El Nasir Football Club, also known as Nasir FC or Nasir FC Juba, is a national football club owned by South Sudan Police founded in 1947. It won the inaugural South Sudan Cup in 2012, and wasthe first to represent South Sudan in the CAF Confederation Cup the same year.

Nasir FC based in the city of Juba and affiliated to Juba Local Football Association, SSFA, CECAFA, CAF, and FIFA.
Nasir football Club was established as police football club which was by then under the police administration. the club was affiliated to the Sudan football Association as a member club of Juba Local Football Association that represented the Southern region of the Sudan in general and the Equatorial region in particular.  when Southern Sudan gained its independence in 2011, South Sudan Football Association was admitted in CAF and FIFA respectively in 2012, Thus, automatically Nasir FC fall under the new SSFA. 
By the early 1950s, the police handed the club administration to the civilians while supporting the club from distance with the little finances they can afford in order for the club to run their affairs. In accordance with Nasir FA Statue, the club is run by the Board of Director with its President as the head of the administration, supported by club CEO which is known commonly as the Secretary.
From 1947 up to date, the club had more than 15 presidents. However, because Nasir FC do not have clear details of its former Presidents who served the club due to the situation in which the Southern Sudan was in, the records of those Presidents who have reigned in the club in the past eight decades might not be officially documented.

The club’s Presidents that are known in its history are the following: Osman Mahani the founder of Police football club, whose notable contribution was the construction of the police club in the heart of Juba town, Colonel John Akot, Lagu whose second name is not known, Major general Ajang Riek,  Lt.Gen. Nikolas Dimo, Mr. Joseph Sabit , Makelele, Mr. Solomon  Lago Odosi  Mr. Emmanuel Benjamin Oyik,  and lastly Mr. Yohanis Musa Pouk - the current Nasir FC President (Former Vice President of South Sudan Football Association) who  was elected to the office in the year 2022.

Achievements
The club’s funniest success came in 1971 when President Nimer flew to Chad, as he was in Chad there’s an allegation and rumors surfaced that coup did take place in Khartoum by colonel Hassim Al Atah has taken over the Nimeri’s government through radio Omdurman, but when Radio Omdurman got technical problem, it was Radio Juba which confirmed that coup did not take place in Khartoum. Then that same year of 1971 Juba local football Association has organized a football match for welcoming the Country’s president from Chad to address the nation and the criteria taken in organizing the match by the local football association was by selecting the top two teams which pitted Malakia against Nasir. And during that match Nasir went on to become victorious by beating Malakia soccer club by two goals to one {2:1}.

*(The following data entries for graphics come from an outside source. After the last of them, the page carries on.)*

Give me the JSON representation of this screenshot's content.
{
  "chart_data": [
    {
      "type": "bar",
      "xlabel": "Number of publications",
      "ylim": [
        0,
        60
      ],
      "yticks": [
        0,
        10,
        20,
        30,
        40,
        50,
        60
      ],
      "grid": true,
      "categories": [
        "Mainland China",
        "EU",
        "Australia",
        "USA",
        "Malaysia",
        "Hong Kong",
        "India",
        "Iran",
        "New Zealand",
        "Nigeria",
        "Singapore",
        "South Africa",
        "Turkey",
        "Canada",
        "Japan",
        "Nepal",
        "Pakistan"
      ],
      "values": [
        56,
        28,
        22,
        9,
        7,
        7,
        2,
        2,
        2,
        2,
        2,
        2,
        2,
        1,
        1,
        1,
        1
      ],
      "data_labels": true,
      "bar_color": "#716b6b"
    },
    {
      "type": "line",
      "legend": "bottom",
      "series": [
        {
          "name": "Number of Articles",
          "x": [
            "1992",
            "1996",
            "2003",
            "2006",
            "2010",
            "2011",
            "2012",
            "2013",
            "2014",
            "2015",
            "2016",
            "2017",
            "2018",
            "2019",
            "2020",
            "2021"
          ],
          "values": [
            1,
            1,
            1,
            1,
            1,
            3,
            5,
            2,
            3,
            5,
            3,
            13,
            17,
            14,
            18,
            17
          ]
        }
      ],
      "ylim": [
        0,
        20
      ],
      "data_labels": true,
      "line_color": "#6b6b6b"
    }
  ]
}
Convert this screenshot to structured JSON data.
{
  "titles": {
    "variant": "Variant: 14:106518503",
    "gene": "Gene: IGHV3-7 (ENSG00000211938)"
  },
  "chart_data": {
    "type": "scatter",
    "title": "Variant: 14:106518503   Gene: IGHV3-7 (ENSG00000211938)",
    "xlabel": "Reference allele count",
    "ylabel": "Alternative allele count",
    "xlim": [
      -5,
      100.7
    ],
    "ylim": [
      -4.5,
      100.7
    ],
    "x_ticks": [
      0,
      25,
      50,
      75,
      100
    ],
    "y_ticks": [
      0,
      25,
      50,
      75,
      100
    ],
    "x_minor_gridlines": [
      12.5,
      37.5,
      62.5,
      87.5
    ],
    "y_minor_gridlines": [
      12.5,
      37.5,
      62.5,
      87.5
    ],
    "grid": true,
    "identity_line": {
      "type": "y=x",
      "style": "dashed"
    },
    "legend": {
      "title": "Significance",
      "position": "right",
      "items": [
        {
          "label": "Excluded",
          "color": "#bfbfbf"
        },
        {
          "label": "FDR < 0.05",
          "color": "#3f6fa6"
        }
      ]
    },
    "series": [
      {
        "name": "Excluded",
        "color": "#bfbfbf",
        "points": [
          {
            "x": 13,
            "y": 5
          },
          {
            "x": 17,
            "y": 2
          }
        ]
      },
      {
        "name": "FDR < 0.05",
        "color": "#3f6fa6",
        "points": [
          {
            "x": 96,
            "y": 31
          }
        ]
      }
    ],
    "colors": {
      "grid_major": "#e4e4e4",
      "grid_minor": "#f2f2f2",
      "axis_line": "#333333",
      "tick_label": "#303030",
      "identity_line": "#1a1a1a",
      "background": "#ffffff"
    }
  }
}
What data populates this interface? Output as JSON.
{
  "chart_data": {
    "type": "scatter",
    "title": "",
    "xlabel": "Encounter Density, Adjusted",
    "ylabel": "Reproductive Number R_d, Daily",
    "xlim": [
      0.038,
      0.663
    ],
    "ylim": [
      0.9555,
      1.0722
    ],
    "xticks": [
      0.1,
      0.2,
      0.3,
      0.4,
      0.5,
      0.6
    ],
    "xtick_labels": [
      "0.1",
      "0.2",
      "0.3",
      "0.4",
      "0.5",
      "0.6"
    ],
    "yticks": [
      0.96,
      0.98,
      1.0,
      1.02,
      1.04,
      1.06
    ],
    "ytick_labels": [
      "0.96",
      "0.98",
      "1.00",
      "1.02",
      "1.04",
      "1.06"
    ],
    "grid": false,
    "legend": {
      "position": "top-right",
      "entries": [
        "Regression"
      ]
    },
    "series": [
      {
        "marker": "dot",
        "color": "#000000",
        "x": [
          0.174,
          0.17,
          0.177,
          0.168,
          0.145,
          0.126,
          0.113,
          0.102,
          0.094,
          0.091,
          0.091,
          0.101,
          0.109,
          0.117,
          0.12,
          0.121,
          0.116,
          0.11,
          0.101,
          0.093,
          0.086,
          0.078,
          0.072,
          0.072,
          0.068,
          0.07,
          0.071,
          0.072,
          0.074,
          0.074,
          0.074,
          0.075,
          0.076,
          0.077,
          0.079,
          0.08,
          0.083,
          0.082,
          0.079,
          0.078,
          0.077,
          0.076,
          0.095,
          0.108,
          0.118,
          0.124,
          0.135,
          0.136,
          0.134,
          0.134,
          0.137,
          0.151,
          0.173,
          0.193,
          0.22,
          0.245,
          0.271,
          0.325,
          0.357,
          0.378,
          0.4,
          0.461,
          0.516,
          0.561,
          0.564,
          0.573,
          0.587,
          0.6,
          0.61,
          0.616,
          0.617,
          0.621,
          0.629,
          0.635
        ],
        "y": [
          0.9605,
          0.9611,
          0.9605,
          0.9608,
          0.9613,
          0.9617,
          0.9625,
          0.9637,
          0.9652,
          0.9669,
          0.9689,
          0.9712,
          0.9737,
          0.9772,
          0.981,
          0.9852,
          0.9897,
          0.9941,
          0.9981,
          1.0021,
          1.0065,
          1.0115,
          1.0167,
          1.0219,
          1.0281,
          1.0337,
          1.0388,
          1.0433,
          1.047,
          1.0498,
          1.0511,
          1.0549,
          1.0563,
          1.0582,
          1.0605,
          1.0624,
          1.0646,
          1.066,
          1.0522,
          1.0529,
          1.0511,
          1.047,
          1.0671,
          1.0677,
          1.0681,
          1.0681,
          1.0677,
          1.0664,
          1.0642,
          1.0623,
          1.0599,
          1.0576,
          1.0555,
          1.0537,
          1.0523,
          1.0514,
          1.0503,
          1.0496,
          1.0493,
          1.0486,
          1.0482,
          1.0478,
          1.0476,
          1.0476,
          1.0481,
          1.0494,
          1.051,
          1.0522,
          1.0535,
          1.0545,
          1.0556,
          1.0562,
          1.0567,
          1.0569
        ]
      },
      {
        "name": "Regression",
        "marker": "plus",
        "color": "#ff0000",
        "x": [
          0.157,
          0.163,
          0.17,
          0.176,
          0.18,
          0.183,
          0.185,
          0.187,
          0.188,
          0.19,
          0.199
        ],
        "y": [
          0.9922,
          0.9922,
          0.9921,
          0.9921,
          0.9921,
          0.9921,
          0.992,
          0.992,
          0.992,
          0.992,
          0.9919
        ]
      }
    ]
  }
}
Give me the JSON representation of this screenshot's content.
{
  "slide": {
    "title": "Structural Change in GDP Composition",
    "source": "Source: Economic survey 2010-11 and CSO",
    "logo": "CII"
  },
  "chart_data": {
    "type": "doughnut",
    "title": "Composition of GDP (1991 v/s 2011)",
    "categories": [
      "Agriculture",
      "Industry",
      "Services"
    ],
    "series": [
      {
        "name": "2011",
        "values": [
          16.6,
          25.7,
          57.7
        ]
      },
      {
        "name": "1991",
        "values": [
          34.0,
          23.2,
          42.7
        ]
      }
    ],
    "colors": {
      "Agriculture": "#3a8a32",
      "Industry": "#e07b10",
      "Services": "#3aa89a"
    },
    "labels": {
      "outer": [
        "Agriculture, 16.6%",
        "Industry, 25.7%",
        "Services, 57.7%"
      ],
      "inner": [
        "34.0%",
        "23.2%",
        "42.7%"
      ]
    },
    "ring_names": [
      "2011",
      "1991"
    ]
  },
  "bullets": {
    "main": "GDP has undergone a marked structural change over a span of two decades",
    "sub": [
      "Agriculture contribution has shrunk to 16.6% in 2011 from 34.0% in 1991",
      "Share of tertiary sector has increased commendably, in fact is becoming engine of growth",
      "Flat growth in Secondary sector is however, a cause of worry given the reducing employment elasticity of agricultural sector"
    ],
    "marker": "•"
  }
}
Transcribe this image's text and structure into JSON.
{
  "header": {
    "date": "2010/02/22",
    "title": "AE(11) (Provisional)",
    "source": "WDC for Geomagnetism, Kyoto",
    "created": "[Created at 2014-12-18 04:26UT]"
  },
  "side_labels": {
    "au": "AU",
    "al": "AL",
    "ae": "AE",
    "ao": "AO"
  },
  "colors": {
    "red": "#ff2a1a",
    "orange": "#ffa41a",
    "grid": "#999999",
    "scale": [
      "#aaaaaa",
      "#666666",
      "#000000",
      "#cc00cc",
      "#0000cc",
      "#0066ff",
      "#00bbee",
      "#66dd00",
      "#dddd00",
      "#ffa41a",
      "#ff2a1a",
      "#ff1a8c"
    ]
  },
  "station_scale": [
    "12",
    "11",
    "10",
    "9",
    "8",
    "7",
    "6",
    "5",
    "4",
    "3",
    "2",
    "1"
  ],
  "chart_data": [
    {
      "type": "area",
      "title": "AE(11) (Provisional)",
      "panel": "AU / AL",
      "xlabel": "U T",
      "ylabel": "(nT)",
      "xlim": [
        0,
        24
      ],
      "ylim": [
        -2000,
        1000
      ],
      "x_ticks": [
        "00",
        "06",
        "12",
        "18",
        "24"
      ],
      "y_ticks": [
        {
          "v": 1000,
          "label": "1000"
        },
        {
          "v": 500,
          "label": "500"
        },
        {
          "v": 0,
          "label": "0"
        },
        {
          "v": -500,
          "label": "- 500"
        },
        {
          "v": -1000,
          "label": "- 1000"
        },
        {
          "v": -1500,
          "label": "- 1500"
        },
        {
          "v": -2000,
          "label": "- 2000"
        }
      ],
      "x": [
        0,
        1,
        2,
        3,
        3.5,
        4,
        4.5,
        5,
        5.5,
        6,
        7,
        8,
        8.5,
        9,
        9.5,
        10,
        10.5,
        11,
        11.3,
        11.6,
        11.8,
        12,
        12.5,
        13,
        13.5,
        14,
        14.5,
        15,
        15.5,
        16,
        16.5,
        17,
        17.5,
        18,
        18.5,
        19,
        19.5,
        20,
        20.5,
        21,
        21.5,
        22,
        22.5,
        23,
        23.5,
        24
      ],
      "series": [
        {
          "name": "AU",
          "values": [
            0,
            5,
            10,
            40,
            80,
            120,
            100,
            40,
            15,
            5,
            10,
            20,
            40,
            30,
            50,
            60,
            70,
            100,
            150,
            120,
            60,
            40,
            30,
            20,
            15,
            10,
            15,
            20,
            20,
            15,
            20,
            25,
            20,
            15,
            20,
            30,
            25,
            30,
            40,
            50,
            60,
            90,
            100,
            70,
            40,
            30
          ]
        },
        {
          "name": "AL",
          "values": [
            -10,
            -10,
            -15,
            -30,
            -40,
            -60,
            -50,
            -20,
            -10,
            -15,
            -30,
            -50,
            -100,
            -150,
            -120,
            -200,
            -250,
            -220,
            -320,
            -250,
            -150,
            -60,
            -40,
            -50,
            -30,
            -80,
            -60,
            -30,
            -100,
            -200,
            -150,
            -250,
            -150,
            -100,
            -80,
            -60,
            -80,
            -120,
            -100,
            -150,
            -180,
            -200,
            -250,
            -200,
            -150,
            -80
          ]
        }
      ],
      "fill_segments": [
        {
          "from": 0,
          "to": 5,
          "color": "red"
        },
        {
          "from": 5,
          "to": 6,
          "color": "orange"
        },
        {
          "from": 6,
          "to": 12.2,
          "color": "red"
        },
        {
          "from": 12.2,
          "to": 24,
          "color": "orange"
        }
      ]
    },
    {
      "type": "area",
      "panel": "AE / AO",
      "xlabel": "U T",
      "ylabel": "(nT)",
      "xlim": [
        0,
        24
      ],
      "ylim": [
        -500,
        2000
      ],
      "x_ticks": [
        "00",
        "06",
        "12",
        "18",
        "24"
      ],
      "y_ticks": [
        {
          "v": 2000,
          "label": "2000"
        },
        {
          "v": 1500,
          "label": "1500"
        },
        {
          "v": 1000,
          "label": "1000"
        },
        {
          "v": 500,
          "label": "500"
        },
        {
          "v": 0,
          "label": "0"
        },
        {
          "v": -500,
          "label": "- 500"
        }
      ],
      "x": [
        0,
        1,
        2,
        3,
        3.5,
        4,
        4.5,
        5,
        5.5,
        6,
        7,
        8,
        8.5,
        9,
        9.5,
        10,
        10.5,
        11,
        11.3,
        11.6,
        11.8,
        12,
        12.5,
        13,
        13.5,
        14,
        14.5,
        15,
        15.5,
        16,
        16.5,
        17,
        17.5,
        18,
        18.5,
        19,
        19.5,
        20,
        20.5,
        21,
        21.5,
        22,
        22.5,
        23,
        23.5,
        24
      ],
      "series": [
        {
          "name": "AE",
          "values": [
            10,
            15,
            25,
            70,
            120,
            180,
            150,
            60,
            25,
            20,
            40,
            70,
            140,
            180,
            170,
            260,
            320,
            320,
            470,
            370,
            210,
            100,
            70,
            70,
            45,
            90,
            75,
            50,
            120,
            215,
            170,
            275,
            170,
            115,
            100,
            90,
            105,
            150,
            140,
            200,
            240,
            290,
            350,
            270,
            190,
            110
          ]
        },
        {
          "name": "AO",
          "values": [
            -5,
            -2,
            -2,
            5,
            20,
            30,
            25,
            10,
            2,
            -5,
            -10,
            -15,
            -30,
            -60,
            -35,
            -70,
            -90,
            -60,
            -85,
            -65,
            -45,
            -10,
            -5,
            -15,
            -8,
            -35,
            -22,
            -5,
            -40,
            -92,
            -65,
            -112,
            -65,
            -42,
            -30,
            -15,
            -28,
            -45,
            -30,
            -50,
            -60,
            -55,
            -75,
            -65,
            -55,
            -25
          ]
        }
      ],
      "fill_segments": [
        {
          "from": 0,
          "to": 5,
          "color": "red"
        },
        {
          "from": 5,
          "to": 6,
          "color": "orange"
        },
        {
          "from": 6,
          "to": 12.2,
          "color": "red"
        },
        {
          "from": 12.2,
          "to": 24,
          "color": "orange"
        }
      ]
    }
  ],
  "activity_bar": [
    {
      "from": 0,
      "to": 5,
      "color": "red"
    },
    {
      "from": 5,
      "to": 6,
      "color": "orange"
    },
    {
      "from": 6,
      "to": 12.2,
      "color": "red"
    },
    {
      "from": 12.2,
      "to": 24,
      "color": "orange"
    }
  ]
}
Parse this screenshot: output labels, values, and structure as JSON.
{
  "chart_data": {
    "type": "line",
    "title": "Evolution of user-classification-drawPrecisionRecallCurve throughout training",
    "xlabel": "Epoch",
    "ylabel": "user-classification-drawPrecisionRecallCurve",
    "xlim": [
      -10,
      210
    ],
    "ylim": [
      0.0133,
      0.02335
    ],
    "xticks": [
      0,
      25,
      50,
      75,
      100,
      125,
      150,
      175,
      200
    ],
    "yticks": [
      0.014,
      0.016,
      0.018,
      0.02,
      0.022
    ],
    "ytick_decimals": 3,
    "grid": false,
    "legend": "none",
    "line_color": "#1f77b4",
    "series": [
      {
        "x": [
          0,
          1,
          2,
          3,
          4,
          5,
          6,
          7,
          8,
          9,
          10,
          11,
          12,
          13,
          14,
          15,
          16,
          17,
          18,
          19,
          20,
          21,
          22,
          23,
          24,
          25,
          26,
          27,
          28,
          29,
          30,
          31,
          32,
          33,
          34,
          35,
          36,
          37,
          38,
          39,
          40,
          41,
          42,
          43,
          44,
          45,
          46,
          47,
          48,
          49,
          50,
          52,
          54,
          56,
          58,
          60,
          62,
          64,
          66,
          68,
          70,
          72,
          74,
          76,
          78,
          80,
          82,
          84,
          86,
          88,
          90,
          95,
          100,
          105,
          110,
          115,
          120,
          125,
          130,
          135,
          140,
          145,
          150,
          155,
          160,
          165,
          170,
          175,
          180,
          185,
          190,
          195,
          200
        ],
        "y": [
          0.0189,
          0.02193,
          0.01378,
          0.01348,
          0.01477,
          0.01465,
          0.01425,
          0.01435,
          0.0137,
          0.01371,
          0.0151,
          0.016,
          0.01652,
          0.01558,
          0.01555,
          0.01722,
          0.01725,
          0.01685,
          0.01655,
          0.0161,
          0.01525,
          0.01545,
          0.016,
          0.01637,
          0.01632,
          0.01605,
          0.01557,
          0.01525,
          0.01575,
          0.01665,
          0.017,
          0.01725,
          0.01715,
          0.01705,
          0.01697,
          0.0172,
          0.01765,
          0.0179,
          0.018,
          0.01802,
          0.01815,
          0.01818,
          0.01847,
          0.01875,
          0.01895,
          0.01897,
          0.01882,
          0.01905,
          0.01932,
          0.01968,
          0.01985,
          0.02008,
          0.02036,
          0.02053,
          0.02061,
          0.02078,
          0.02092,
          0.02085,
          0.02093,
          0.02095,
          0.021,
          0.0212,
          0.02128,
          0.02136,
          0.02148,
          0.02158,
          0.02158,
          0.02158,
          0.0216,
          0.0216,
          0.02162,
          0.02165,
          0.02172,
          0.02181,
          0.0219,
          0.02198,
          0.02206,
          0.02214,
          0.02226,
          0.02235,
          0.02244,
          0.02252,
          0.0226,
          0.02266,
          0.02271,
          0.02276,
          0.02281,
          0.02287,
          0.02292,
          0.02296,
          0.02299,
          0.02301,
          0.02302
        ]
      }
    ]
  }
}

Being the top team in the Southern region in 1975 Nasir football club was invited to take part in friendly match organised by the late president Nimeri and the match pitted Nasir against Al Merik of Sudan but the game didn’t go well for the invited team which they went on to lose to the host team Al Merik two goals to one {2:1}

Nasir FC has been successful during the old Sudan of which they went to Rapp up three trophies during that period which the years are not chronologically detailed down in records.
In 1976 the top two teams Nasir and Kator were brought together to play in a match organized by Juba local football Association in welcoming the president once again and this game between Nasir and Kator went on successfully in favor of the Mighty Nasir as they beat kator two goals to nil {2:0}.  let us remember that the first game organized for welcoming the president came in 1971 as mentioned earlier on which means any game organized by welcoming the president of the country Nasir became the first team in history to feature both, and the Nasir FC won both of those games. the first was against Malakia SC in 1971 of which Nasir emerged victorious and the second game in 1976 also went in favor of Nasir FC.
When Sudan was still one country, the club was successful for five consecutive years from the year 2001 to 2005, the team won all the Juba local football leagues for five years in a row, which no team in the history of Juba local football Association has ever won five titles in a row. As such, Nasir FC is the first club in history to have ever achieved that in history of Juba Local Football Association.

Performance in CAF competitions
As football was still developing under the new South Sudan Football Association (SSFA) in which Nasir became affiliated to, the team’s notable success came in the first year of South Sudan’s existence by becoming the first team to lift the South Sudan local league in Juba and first club to do so in the South Sudan cup Nationally by beating Meriek Renk.

The team looked forward for the continental showdowns, the CAF Confederation Cup which is the second tire football competition after the CAF Champions League, Nasir football club became the first team in the history of South Sudan to play in CAF Confederation’s cup.
Remember the CAF Confederation Cup, known as the TotalEnergies CAF Confederation Cup for sponsorship purposes, is an annual association football club competition established in 2004 from a merger of the CAF Cup and the African Cup Winners' Cup and organized by Confederation of African Football (CAF). And during draws in the year 2012 Nasir football club were pitted against Azam football club of Tanzania during the preliminary playoffs in which they went on to lose to the Tanzania based team.